Tribute today to the great black American comedian Flip Wilson’s (1933-1998).
The Flip Wilson Show ran for four full years (1970-1974), but it has to be said that, for such a seminal figure Wilson has fallen sadly by the wayside.
In chronology and significance he falls in between Bill Cosby and Richard Pryor. While the other two men are frequently celebrated (Cosby as the first black everything in television; Pryor as an unprecedented truth-teller), Wilson, a landmark crossover figure is largely forgotten. Whereas I bet many or most young people are familiar with the work of the other two men (though Cosby is obviously now in disfavor), they’ve probably never even heard of Flip.

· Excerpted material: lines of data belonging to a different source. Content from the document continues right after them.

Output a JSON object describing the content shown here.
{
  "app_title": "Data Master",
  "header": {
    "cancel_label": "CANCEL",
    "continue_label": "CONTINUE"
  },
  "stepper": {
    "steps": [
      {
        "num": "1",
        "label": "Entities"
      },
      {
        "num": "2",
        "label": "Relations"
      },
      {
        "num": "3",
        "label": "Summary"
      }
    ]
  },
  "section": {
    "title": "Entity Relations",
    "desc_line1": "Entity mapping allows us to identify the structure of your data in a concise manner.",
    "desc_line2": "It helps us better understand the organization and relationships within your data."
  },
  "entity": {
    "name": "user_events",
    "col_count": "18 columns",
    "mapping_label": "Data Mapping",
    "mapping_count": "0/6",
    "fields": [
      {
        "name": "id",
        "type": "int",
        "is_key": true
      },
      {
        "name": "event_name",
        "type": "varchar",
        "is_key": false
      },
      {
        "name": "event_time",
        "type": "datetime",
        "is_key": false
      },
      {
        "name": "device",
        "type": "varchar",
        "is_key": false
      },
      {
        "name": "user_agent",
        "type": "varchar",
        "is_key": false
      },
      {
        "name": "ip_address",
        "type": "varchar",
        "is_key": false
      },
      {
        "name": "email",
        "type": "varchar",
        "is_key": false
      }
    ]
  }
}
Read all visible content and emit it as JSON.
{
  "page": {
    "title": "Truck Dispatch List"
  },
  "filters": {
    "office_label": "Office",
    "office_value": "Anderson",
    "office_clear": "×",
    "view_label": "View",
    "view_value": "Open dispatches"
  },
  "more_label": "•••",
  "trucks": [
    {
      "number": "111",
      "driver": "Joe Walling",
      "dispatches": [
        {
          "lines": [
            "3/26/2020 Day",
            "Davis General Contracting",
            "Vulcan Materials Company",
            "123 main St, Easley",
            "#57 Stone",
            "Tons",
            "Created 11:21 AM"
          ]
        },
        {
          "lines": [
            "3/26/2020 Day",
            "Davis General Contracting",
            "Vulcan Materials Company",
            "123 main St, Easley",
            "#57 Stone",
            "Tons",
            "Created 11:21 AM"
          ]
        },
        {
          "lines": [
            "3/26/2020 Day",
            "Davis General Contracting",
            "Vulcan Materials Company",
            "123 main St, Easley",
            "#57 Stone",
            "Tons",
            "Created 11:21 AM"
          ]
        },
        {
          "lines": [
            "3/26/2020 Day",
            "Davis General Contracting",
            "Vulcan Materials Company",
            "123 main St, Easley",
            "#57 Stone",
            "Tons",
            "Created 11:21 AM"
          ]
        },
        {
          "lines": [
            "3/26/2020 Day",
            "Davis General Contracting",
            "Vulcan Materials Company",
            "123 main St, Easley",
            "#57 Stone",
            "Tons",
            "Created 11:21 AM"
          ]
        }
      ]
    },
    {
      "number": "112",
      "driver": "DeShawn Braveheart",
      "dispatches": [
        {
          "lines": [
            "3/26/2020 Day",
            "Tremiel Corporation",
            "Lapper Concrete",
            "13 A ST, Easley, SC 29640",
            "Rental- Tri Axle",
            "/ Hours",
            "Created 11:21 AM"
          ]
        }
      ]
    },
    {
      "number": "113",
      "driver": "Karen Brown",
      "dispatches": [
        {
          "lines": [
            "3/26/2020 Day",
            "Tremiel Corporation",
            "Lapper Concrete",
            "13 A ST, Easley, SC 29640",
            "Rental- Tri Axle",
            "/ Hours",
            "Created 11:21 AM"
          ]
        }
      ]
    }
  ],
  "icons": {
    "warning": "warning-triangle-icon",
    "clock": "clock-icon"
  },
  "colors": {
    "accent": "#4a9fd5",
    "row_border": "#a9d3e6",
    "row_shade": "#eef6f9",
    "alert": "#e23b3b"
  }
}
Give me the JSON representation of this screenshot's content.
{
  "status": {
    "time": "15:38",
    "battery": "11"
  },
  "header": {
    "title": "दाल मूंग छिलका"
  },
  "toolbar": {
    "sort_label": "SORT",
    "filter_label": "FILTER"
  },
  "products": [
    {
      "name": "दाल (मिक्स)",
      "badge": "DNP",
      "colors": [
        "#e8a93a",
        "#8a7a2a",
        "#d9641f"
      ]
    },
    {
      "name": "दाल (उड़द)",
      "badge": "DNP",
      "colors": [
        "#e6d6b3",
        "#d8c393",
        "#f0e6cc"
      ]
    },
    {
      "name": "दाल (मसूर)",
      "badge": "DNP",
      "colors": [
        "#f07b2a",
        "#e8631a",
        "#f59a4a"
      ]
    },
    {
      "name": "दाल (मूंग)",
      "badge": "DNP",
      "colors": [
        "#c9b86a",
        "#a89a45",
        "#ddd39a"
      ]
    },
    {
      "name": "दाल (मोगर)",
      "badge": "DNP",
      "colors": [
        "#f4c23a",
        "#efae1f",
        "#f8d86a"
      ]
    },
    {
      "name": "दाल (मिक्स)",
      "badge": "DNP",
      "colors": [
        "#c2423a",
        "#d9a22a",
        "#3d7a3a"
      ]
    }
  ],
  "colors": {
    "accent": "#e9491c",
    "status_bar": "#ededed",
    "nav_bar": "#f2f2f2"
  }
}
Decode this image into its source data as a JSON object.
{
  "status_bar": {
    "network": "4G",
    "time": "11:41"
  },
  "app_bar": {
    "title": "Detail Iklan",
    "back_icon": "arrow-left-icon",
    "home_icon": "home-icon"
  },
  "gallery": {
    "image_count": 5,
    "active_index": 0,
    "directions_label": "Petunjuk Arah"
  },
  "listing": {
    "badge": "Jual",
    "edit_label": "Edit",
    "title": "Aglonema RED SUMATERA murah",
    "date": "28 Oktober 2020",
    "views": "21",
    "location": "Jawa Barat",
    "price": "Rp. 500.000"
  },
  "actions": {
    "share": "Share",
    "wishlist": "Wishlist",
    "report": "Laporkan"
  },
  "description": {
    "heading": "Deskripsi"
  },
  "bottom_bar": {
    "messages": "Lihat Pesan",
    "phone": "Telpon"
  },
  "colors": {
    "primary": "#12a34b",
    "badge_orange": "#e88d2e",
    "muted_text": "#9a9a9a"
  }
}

Wilson’s show was playfully hip at roughly the level of Rowan and Martin’s Laugh-In (a show on which Wilson had done many guest shots prior to his own show). George Carlin was one of the writers and cast regulars. And, like Laugh-in, and the later Saturday Night Live, it was the source of many national fads and catch-phrases, the most famous of which was “What you see is what you get”, delivered by Wilson’s popular drag character, Geraldine.
Wilson’s show was nominated for an unprecedented 11 Emmy awards, winning two.
After the show went off the air in 1974, Wilson began performing a lot less in order to spend more time with his family. You can see him in movies like Uptown Saturday Night (1974) and The Fish That Saved Pittsburgh (1979). In 1985 he starred in the sitcom Charlie & Co., which lasted one season. His last credit was a guest shot on The Drew Carey Show (1996). Liver cancer took his life in 1998.